Questo progresso va oltre un nuovo anticoagulante e il suo antidoto. Potrebbe essere adattato ad altri obiettivi terapeutici.

Il gruppo guidato da Nicolas Winssinger, professore ordinario presso il Dipartimento di Chimica Organica della Facoltà di Scienze dell’Università di Ginevra, in collaborazione con Richard Payne, professore dell’Università di Sydney, ha recentemente sviluppato un nuovo principio attivo anticoagulante accompagnato da un "antidoto" che consente di invertirne rapidamente e specificamente l’effetto. Questo nuovo principio attivo, presentato su Nature Biotechnology, consiste in due molecole che mirano a siti distinti della trombina, una proteina responsabile della coagulazione del sangue. Dopo essersi legate alla trombina, queste due molecole si combinano per inibirne l’attività, riducendo così il suo effetto coagulante. L’antidoto agisce dissociando queste due molecole, neutralizzando così l’azione del principio attivo.

Questa scoperta va oltre lo sviluppo di un nuovo anticoagulante e del relativo antidoto. L’approccio supramolecolare proposto è notevolmente flessibile e può essere facilmente adattato ad altri obiettivi terapeutici. È particolarmente promettente nel contesto dell’immunoterapia", spiega Nicolas Winssinger, che ha guidato questa ricerca.

Una rivoluzione nella chirurgia

In particolare, questo nuovo anticoagulante potrebbe offrire un’alternativa più affidabile e facile da usare per le procedure chirurgiche. L’eparina, comunemente utilizzata in questo campo, è una miscela di polimeri di diversa lunghezza estratti dall’intestino di maiale. Il risultato è un’azione altamente variabile che richiede l’esecuzione di test di coagulazione durante gli interventi chirurgici. Il nuovo anticoagulante sintetico sviluppato dall’Università di Ginevra ha il potenziale per risolvere i problemi di purezza e disponibilità associati all’eparina.

Questo concetto potrebbe essere di grande interesse nel campo dell’immunoterapia.

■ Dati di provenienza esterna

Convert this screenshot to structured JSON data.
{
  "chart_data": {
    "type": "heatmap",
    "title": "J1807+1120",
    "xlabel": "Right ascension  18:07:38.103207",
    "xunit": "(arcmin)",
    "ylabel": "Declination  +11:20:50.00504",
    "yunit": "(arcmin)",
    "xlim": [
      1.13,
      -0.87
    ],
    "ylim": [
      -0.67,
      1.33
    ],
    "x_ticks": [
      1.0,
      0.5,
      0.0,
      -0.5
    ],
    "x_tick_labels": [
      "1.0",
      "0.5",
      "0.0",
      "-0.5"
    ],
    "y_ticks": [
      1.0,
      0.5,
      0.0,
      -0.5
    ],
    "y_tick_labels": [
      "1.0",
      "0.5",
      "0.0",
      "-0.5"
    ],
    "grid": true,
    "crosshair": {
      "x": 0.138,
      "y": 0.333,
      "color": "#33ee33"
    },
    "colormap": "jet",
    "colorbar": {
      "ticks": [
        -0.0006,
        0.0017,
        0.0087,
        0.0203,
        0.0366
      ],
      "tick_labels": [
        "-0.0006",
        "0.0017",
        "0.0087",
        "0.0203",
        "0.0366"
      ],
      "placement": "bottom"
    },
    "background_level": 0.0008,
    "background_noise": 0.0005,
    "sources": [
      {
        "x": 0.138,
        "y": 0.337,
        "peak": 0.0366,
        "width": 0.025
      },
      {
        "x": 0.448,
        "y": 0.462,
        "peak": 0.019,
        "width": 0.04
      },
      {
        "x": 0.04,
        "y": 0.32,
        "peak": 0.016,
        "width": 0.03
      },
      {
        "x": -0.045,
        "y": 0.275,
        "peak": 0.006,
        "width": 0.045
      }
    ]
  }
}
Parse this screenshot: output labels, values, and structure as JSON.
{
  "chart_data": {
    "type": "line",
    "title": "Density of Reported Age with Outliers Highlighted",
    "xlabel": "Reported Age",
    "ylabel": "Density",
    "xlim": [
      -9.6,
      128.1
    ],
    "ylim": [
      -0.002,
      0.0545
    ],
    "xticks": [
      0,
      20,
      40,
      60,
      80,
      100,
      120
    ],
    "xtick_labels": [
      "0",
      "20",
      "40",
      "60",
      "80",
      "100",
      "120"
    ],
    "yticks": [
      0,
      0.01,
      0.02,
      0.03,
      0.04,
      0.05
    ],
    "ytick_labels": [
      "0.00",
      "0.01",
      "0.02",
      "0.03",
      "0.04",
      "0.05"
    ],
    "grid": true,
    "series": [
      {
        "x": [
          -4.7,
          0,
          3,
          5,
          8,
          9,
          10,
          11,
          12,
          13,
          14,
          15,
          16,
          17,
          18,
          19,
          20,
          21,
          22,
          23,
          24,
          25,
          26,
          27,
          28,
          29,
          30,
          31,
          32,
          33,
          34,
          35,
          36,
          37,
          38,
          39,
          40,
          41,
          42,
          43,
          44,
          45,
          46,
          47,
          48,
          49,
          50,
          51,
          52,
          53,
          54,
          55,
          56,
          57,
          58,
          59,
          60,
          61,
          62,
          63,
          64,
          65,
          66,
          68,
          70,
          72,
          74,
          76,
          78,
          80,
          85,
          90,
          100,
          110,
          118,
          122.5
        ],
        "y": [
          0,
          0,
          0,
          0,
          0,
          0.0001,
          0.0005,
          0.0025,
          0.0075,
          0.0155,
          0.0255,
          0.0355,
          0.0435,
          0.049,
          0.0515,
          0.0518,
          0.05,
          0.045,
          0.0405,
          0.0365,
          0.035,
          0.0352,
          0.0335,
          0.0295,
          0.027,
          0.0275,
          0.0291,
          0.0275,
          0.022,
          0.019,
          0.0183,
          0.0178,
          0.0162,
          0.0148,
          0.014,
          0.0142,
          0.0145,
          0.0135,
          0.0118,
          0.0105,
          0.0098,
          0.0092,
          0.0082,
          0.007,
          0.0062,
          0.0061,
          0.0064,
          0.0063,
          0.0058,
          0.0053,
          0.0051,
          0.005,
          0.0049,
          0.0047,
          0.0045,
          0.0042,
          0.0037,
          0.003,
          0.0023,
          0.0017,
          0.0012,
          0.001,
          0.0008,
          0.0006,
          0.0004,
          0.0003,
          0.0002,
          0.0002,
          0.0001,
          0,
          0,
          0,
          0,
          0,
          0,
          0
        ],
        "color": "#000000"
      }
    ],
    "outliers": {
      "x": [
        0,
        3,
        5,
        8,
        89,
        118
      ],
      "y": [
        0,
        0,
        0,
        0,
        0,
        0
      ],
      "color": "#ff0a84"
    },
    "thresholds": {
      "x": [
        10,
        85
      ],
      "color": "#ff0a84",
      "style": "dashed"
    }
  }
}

Uno dei progressi di questo lavoro consiste nell’uso dell’acido nucleico peptidico (PNA) per collegare le due molecole che si legano alla trombina. Due filamenti di PNA possono unirsi attraverso legami relativamente deboli e facili da rompere. Il team di ricerca ha dimostrato che, introducendo filamenti di ANP liberi correttamente designati, è possibile dissociare le due molecole associate e legate alla trombina. Il filamento libero di ANP disattiva quindi l’azione del farmaco. Si tratta di un’importante innovazione nel campo.

Utile per l’immunoterapia

Al di là del problema dell’anticoagulazione, questo concetto supramolecolare di attivazione/disattivazione del principio attivo potrebbe essere di grande interesse nel campo dell’immunoterapia, in particolare per le terapie CAR-T. Sebbene le terapie CAR-T abbiano rappresentato uno dei maggiori progressi nel trattamento di alcuni tipi di cancro negli ultimi anni, il loro utilizzo è associato al rischio di un significativo sovraccarico del sistema immunitario, che potrebbe persino portare alla morte del paziente. La capacità di disattivare rapidamente il trattamento con un antidoto accessibile potrebbe quindi rappresentare un progresso cruciale per migliorare la sicurezza e l’efficacia di queste terapie.